Was man jedoch völlig übersah, waren die Veränderungen, die sich ergaben, als die Japaner und zuletzt auch die Europäer begannen, auf den US Automarkt zu drängen. Die US Autobauer waren schlicht blind für diese Entwicklung, denn ihre Vorgehensweise und Firmenpolitik hatte ja jahrelang sehr gut funktioniert und war daher als valide gelernt und etabliert. Wohin das führte, wissen wir alle.
Als erkannt wurde, dass man umdenken muss, war es fast zu spät. Lee Iacocca brachte es als Vorstandsvorsitzender von Chrysler auf den Punkt, als er sagte: „Die einzige Möglichkeit ist, gute Produkte herzustellen, sie mit konkurrenzfähigen Preisen zu versehen und dazu einen ordentlichen Kundendienst anzubieten. Wenn man das fertigbringt, dann rennen einem die Käufer die Tür ein“ Leider kamen diese Erkenntnis und das Umdenken sehr spät.
Angelehnt an das Beispiel der Automobilindustrie in den USA könnte man also den Rückschluss ziehen, dass sich das Problem irgendwann einfach von selbst löst, weil überholte und ineffiziente Lösungen aussterben oder irgendwann die nötigen Lektionen gelernt werden. Dieser Ansatz führt ziemlich sicher, zumindest zum Teil, tatsächlich zur Lösung.

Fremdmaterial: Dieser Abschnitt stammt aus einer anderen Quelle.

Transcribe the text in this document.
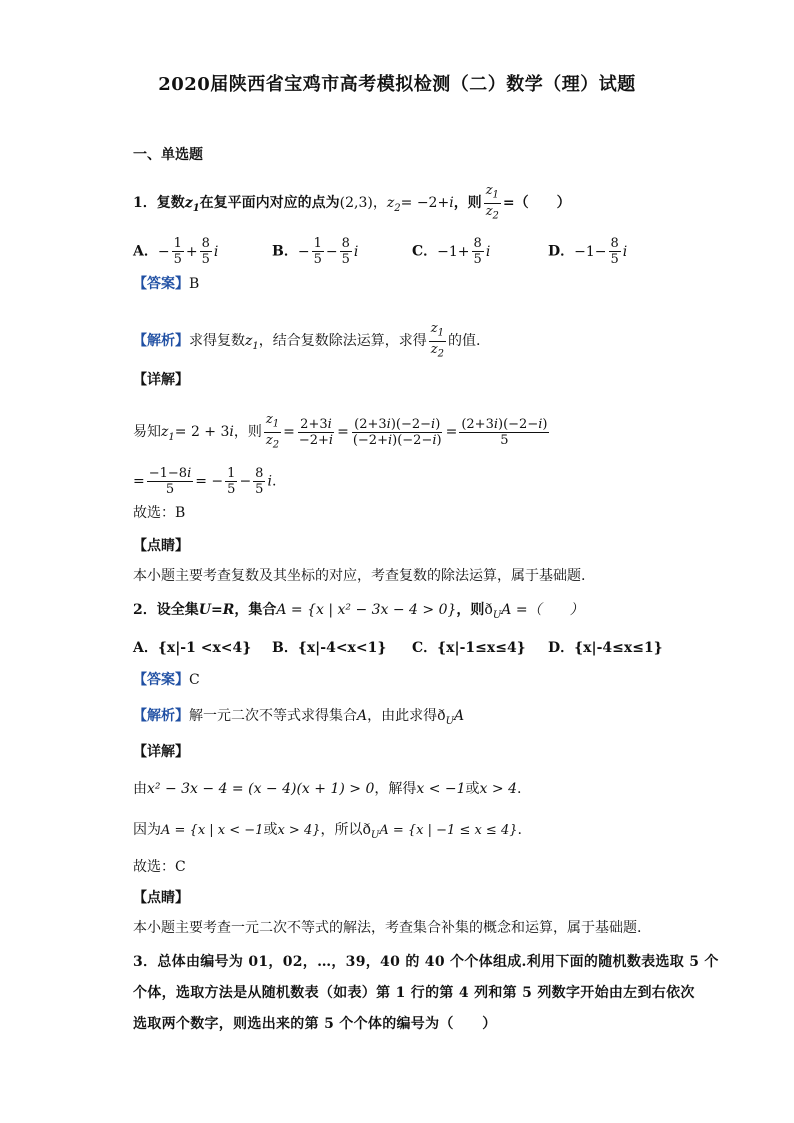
2020届陕西省宝鸡市高考模拟检测（二）数学（理）试题
一、单选题
1．复数$z_1$在复平面内对应的点为(2,3)，$z_2= -2+i$，则 $\frac{z_1}{z_2}$ =（　　）
A．− $\frac{1}{5} + \frac{8}{5}$ i	B．− $\frac{1}{5} - \frac{8}{5}$ i	C．$-1+ \frac{8}{5}$ i	D．$-1- \frac{8}{5}$ i
【答案】B
【解析】求得复数$z_1$，结合复数除法运算，求得 $\frac{z_1}{z_2}$ 的值.
【详解】
易知$z_1= 2 + 3i$，则 $\frac{z_1}{z_2} = \frac{2+3i}{-2+i} = \frac{(2+3i)(-2-i)}{(-2+i)(-2-i)} = \frac{(2+3i)(-2-i)}{5}$
= $\frac{-1-8i}{5}$ = − $\frac{1}{5} - \frac{8}{5} i$.
故选：B
【点睛】
本小题主要考查复数及其坐标的对应，考查复数的除法运算，属于基础题.
2．设全集U=R，集合A = {x | x² − 3x − 4 > 0}，则$ð_UA$ =（　　）
A．{x|-1 <x<4} B．{x|-4<x<1} C．{x|-1≤x≤4} D．{x|-4≤x≤1}
【答案】C
【解析】解一元二次不等式求得集合A，由此求得$ð_UA$
【详解】
由x² − 3x − 4 = (x − 4)(x + 1) > 0，解得x < −1或x > 4.
因为A = {x | x < −1或x > 4}，所以$ð_UA = \{x$ | −1 ≤ x ≤ 4}.
故选：C
【点睛】
本小题主要考查一元二次不等式的解法，考查集合补集的概念和运算，属于基础题.
3．总体由编号为 01，02，…，39，40 的 40 个个体组成.利用下面的随机数表选取 5 个
个体，选取方法是从随机数表（如表）第 1 行的第 4 列和第 5 列数字开始由左到右依次
选取两个数字，则选出来的第 5 个个体的编号为（　　）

Auch solche technischen Evolutionen unterliegen zuletzt der Theorie der Evolution in der Natur: „was funktioniert, wird sich durchsetzen“ und was nicht funktioniert, wird aussterben.
Ein paar Aspekte gilt es hier aber noch zu bedenken. Umberto Eco schreibt in seinem Roman „Das Foucaultsche Pendel 2 – Für jedes komplexe Problem gibt es eine einfache Lösung und die ist die falsche.” Oder anders gesagt: Verlässt man sich darauf, dass sich das Problem auswächst, stirbt gegebenenfalls das Unternehmen zusammen mit dem Problem aus.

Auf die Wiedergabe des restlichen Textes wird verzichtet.